Environmental nongovernmental organizations (NGOs) have pointed out that the reduced GHG absorption capacity from the loss of tropical forest offsets any GHG savings from using palm-based biodiesel. In response to findings of this sort, the European Union has proposed a draft law that would prohibit the import of biofuel feedstock like palm oil grown on environmentally sensitive land.

There is less controversy about corn-based ethanol's biggest rival - sugarcane-based ethanol, which is produced mostly in Brazil and uses very few fossil fuel inputs during its production life cycle. Next generation biofuels converted from cellulosic plant material are also expected to have a favorable GHG emissions profile, although their impact on global land use will need to be assessed.

With all this uncertainty, what is the future for biofuels? Our study of this nascent industry suggests that, above and beyond the environmental questions already raised, it faces several key challenges going forward.

The biofuels resource base is limited by the amount of land that must remain under cultivation for food, animal feed and fiber production. Therefore a biofuel's "footprint" matters. In the future, the most successful biofuels feedstocks will be crops that do not compete with food and which maximize the volume of liquid fuel that can be converted from a unit of land.

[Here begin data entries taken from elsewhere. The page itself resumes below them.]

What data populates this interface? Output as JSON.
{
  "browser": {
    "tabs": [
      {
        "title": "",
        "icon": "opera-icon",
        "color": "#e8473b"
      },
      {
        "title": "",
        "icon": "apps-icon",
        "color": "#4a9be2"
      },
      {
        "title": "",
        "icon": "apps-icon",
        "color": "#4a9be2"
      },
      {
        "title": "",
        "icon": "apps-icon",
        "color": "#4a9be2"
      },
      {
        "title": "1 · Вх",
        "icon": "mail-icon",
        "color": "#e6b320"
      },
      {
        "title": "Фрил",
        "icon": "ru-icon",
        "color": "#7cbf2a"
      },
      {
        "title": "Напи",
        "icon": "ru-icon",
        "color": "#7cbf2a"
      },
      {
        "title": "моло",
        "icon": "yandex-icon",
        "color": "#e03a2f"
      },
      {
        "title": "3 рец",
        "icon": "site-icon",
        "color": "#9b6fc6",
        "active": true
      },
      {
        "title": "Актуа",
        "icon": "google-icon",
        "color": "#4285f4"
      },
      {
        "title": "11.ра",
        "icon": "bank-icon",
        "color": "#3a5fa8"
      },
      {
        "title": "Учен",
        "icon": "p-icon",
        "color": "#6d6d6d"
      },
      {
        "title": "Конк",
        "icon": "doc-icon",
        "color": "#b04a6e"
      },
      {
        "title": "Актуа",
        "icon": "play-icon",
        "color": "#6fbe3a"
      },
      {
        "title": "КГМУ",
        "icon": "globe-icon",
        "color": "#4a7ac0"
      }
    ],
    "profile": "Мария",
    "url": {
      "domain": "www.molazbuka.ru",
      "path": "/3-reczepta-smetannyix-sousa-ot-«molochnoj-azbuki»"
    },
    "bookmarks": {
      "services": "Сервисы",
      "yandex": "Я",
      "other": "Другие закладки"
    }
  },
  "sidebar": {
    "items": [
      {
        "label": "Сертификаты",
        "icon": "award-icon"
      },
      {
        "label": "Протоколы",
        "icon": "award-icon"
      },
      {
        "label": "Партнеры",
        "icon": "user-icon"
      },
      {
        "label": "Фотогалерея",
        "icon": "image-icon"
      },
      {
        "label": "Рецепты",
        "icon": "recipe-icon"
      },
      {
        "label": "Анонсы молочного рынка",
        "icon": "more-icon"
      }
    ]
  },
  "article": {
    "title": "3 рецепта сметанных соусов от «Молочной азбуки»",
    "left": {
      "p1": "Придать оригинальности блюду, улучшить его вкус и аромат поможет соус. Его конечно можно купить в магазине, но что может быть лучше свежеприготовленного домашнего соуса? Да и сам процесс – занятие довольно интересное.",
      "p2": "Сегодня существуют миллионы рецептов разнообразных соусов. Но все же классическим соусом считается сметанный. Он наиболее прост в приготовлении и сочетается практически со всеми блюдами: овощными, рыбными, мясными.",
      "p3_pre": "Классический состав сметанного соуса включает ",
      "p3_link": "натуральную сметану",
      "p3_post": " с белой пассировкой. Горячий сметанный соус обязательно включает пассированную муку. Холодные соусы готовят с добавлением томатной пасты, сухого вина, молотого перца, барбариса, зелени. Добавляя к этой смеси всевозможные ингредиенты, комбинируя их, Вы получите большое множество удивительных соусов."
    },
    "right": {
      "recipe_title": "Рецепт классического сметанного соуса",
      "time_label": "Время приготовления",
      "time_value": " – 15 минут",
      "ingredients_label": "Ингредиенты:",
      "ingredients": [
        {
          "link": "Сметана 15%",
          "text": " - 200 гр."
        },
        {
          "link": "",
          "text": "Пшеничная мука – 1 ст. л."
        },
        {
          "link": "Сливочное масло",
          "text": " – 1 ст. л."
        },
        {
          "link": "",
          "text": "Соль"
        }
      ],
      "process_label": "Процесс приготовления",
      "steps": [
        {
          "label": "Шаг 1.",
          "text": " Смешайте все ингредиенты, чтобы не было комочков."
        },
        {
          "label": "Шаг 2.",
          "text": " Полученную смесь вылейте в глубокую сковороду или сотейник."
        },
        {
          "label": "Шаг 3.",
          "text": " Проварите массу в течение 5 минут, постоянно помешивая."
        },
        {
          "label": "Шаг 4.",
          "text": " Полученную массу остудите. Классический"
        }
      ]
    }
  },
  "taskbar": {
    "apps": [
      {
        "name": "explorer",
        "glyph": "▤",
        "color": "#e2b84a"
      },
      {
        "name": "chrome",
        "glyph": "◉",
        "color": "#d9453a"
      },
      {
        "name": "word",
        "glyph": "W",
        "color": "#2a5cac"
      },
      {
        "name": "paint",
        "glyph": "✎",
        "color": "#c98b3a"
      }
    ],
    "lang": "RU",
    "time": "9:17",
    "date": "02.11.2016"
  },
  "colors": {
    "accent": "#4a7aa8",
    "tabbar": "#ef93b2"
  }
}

Economics is another major challenge for bio-fuels. Biofuel production costs are highly dependent on the price of the underlying agricultural commodity. But a biofuel's market price may depend on other factors as well, such as the prevailing world petroleum price. This can put a squeeze on the industry at times - for example, if oil prices weaken just as corn prices rise.

Moreover, as the price of petroleum increases, increased production from the biofuel industry tends to put even more upward pressure on crop prices, pushing production costs higher. Cellulosic feedstocks will be cheaper, but the capital costs to build next generation bio-refineries are formidable.

A third challenge is quality. While biofuels are substitutes for traditional petroleum fuels, they do not necessarily deliver the same performance. For example, ethanol has a lower energy content relative to gasoline, which results in a loss of fuel economy. Biodiesel tends to perform poorly in cold weather.

For mass consumer acceptance of biofuels, they will ultimately need to deliver reliability and functionality that is equal to or superior to that provided by petroleum-based fuels. A key aim of next generation biofuels technology is to design biomass-based molecules that deliver this performance.

Finally, the role of advanced technology will be critical for biofuels. The industry needs better molecules, better feedstocks and better conversion technologies. Game-changing advances such as the conversion of biofuels from cellulosic plant material will be necessary to expand the resource base beyond food-based crops.

Advanced technology will also play a key role in improving the sustainability and GHG emissions reduction potential of the biofuels industry. The only way in which biofuels can make a truly sizable dent in petroleum's monopoly on the transportation fuels market is if next generation biofuels technology becomes commercially viable at scale.

It is important to remember that the biofuel industry is not monolithic. From conventional ethanol derived from corn starch to synthetic fuels derived from cellulosic plant material, biofuels differ widely in terms of their production pathways and carbon footprint, feedstock availability, competition with food, as well as production cost structure.

These differences will determine the limits to scalability for each technology. But it is clear that biofuels will be a growing part - both figuratively and literally - of transportation fuels around the world.